Le salon de Chaumont a présenté plusieurs rencontres débats avec 22 écrivains de l'imaginaire, ce qui a permis d'en savoir plus sur une tendance de la littérature contemporaine.

La question posée par le salon du livre de Chaumont était : quels sont les enjeux de la création littéraire contemporaine ? Il avait eu lieu dans le cadre de l'opération nationale "Lire en Fête" et grâce à la résidence artistique à la médiathèque de l'écrivain "nouvelle fiction", Hubert Haddad. Le projet avait d'ailleurs retenu l'attention du comité national de Lire en Fête qui avait accordé des crédits particuliers. Il s'agissait de permettre au public de connaître ce qui se fait de nouveau actuellement en ce début de XXIe siècle.

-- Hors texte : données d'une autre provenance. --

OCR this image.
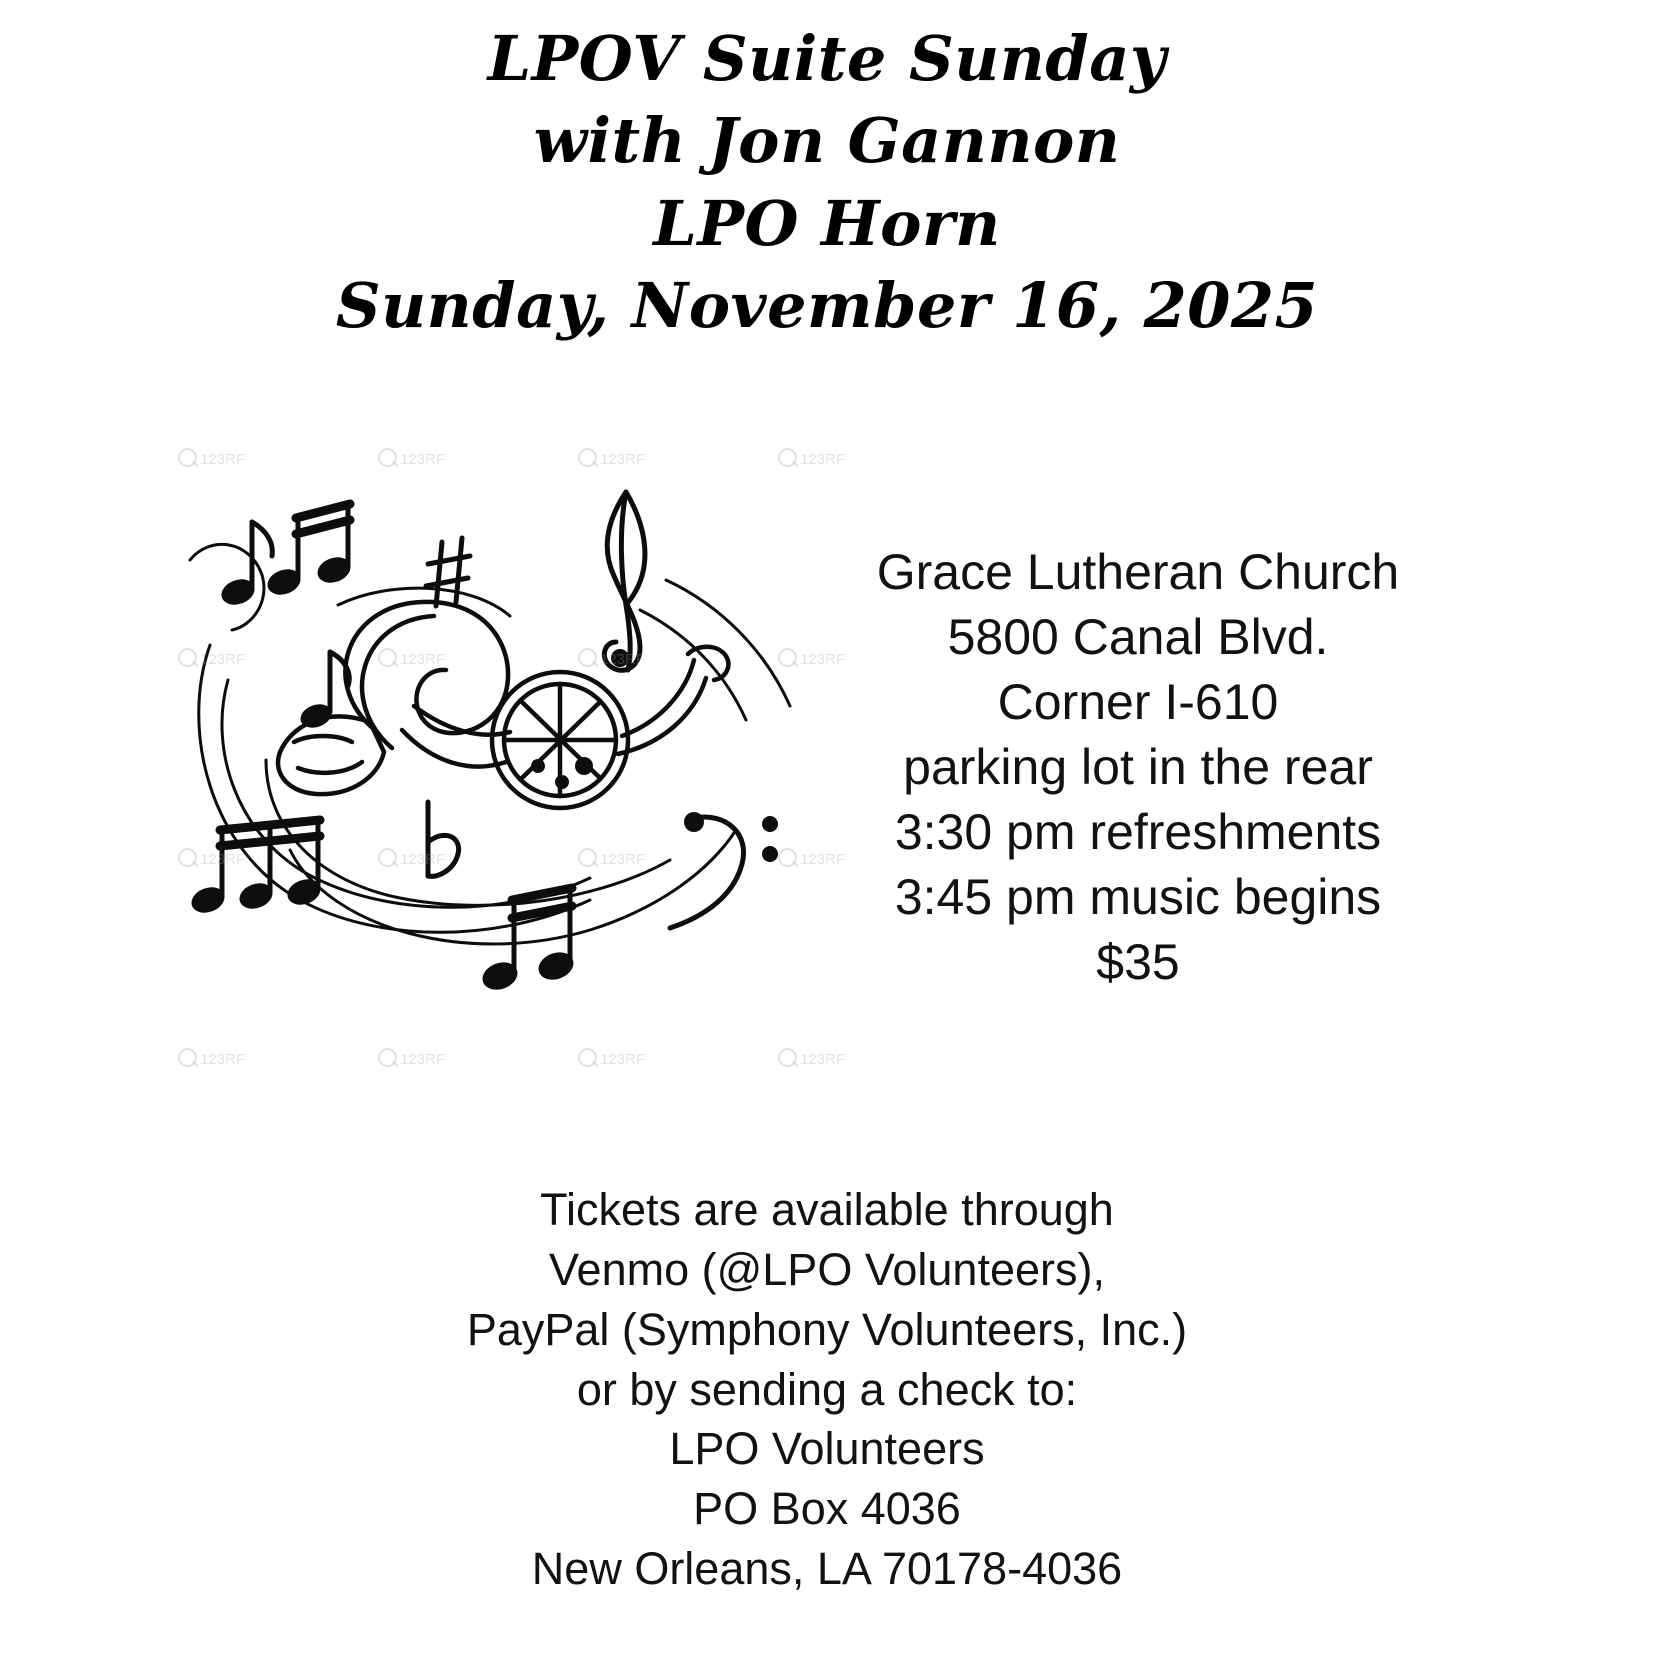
LPOV Suite Sunday
with Jon Gannon
LPO Horn
Sunday, November 16, 2025
123RF	123RF	123RF	123RF
123RF	123RF	123RF	123RF
123RF	123RF	123RF	123RF
123RF	123RF	123RF	123RF
Grace Lutheran Church
5800 Canal Blvd.
Corner I-610
parking lot in the rear
3:30 pm refreshments
3:45 pm music begins
$35
Tickets are available through
Venmo (@LPO Volunteers),
PayPal (Symphony Volunteers, Inc.)
or by sending a check to:
LPO Volunteers
PO Box 4036
New Orleans, LA 70178-4036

Pas facile cependant car le principe d'un mouvement littéraire, c'est d'être reconnu comme tel avec le recul du temps (exception faite pour le romantisme et le surréalisme qui ont eu leur manifeste sous l'influence d'une forte personnalité comme Hugo et Breton, avant les créations elles-mêmes). Mais en règle générale, lorsque les oeuvres s'écrivent, elles s'écrivent, c'est tout. Les auteurs participant au débat intitulé « les genres littéraires ont-ils un sens ? » ont d'ailleurs été unanimes sur le fait qu'ils ne cherchent pas à se positionner dans un courant particulier ; un genre, c'était en fait un classement pratique pour les libraires, voire les éditeurs.

Cependant la question a été posée sur une liste privée d'Internet (1) regroupant quand même 1500 professeurs de lettres. La synthèse est rapide : deux tendances apparaissent fin XXe siècle, d'une part une littérature qui se regroupe autour de la sexualité avec Angot, Despentes, Millet, Houellebecq, R. Camus ; de l'autre le retour en force de l'imaginaire et des développements narratifs avec la « Nouvelle Fiction » dont il est dit qu'elle se regroupe autour de « Marc Petit et George-Olivier Châteaureynaud ».

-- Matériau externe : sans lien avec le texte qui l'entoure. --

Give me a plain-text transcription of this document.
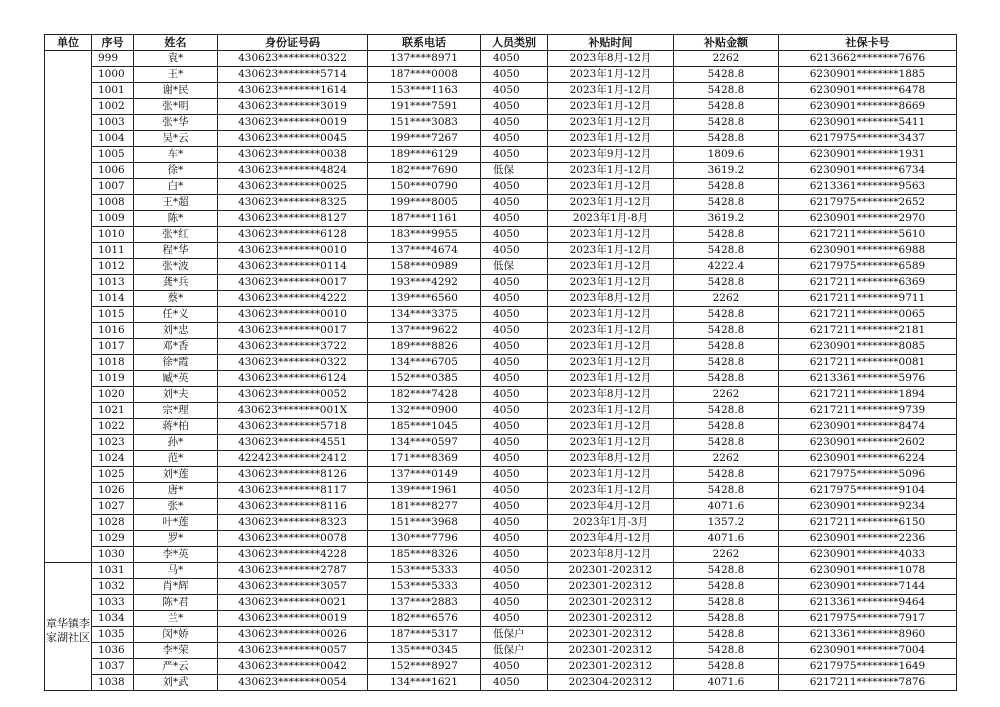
单位	序号	姓名	身份证号码	联系电话	人员类别	补贴时间	补贴金额	社保卡号
	999	袁*	430623********0322	137****8971	4050	2023年8月-12月	2262	6213662********7676
	1000	王*	430623********5714	187****0008	4050	2023年1月-12月	5428.8	6230901********1885
	1001	谢*民	430623********1614	153****1163	4050	2023年1月-12月	5428.8	6230901********6478
	1002	张*明	430623********3019	191****7591	4050	2023年1月-12月	5428.8	6230901********8669
	1003	张*华	430623********0019	151****3083	4050	2023年1月-12月	5428.8	6230901********5411
	1004	吴*云	430623********0045	199****7267	4050	2023年1月-12月	5428.8	6217975********3437
	1005	车*	430623********0038	189****6129	4050	2023年9月-12月	1809.6	6230901********1931
	1006	徐*	430623********4824	182****7690	低保	2023年1月-12月	3619.2	6230901********6734
	1007	白*	430623********0025	150****0790	4050	2023年1月-12月	5428.8	6213361********9563
	1008	王*超	430623********8325	199****8005	4050	2023年1月-12月	5428.8	6217975********2652
	1009	陈*	430623********8127	187****1161	4050	2023年1月-8月	3619.2	6230901********2970
	1010	张*红	430623********6128	183****9955	4050	2023年1月-12月	5428.8	6217211********5610
	1011	程*华	430623********0010	137****4674	4050	2023年1月-12月	5428.8	6230901********6988
	1012	张*波	430623********0114	158****0989	低保	2023年1月-12月	4222.4	6217975********6589
	1013	龚*兵	430623********0017	193****4292	4050	2023年1月-12月	5428.8	6217211********6369
	1014	蔡*	430623********4222	139****6560	4050	2023年8月-12月	2262	6217211********9711
	1015	任*义	430623********0010	134****3375	4050	2023年1月-12月	5428.8	6217211********0065
	1016	刘*忠	430623********0017	137****9622	4050	2023年1月-12月	5428.8	6217211********2181
	1017	邓*香	430623********3722	189****8826	4050	2023年1月-12月	5428.8	6230901********8085
	1018	徐*霞	430623********0322	134****6705	4050	2023年1月-12月	5428.8	6217211********0081
	1019	臧*英	430623********6124	152****0385	4050	2023年1月-12月	5428.8	6213361********5976
	1020	刘*夫	430623********0052	182****7428	4050	2023年8月-12月	2262	6217211********1894
	1021	宗*理	430623********001X	132****0900	4050	2023年1月-12月	5428.8	6217211********9739
	1022	蒋*柏	430623********5718	185****1045	4050	2023年1月-12月	5428.8	6230901********8474
	1023	孙*	430623********4551	134****0597	4050	2023年1月-12月	5428.8	6230901********2602
	1024	范*	422423********2412	171****8369	4050	2023年8月-12月	2262	6230901********6224
	1025	刘*莲	430623********8126	137****0149	4050	2023年1月-12月	5428.8	6217975********5096
	1026	唐*	430623********8117	139****1961	4050	2023年1月-12月	5428.8	6217975********9104
	1027	张*	430623********8116	181****8277	4050	2023年4月-12月	4071.6	6230901********9234
	1028	叶*莲	430623********8323	151****3968	4050	2023年1月-3月	1357.2	6217211********6150
	1029	罗*	430623********0078	130****7796	4050	2023年4月-12月	4071.6	6230901********2236
	1030	李*英	430623********4228	185****8326	4050	2023年8月-12月	2262	6230901********4033
章华镇李家湖社区	1031	马*	430623********2787	153****5333	4050	202301-202312	5428.8	6230901********1078
	1032	肖*辉	430623********3057	153****5333	4050	202301-202312	5428.8	6230901********7144
	1033	陈*君	430623********0021	137****2883	4050	202301-202312	5428.8	6213361********9464
	1034	兰*	430623********0019	182****6576	4050	202301-202312	5428.8	6217975********7917
	1035	闵*娇	430623********0026	187****5317	低保户	202301-202312	5428.8	6213361********8960
	1036	李*荣	430623********0057	135****0345	低保户	202301-202312	5428.8	6230901********7004
	1037	严*云	430623********0042	152****8927	4050	202301-202312	5428.8	6217975********1649
	1038	刘*武	430623********0054	134****1621	4050	202304-202312	4071.6	6217211********7876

C'est précisément cette « Nouvelle Fiction » qui était représentée en force par l'entremise de Hubert Haddad, en résidence aux Silos et président du salon chaumontais.

Mais quelle est-elle exactement ? La question a déjà été posée plusieurs fois dans la ville lors de rencontres littéraires à la médiathèque, ces deux dernières années. On savait déjà qu'elle privilégiait l'imaginaire, la fantaisie et les surprises par le recours aux mythes, à l'exotisme et aux voyages mais aussi une influence médiévale et la psychanalyse. Par contre, pour l'adjectif « nouvelle », rien n'était moins sûr car elle se trouve aussi être la résultante de courants du XIXe et début du XXe siècles : utilisation du réel, fantastique et surréalisme. Une seule chose est acquise : le refus du Nouveau Roman et de la littérature minimaliste. En fait, l'adjectif, a un jour lâché Georges-Olivier Châteaureynaud, serait venu d'une boutade : dans les années 1980, il y avait déjà les nouveaux philosophes, la nouvelle cuisine, pourquoi pas, après le nouveau roman, la nouvelle fiction ?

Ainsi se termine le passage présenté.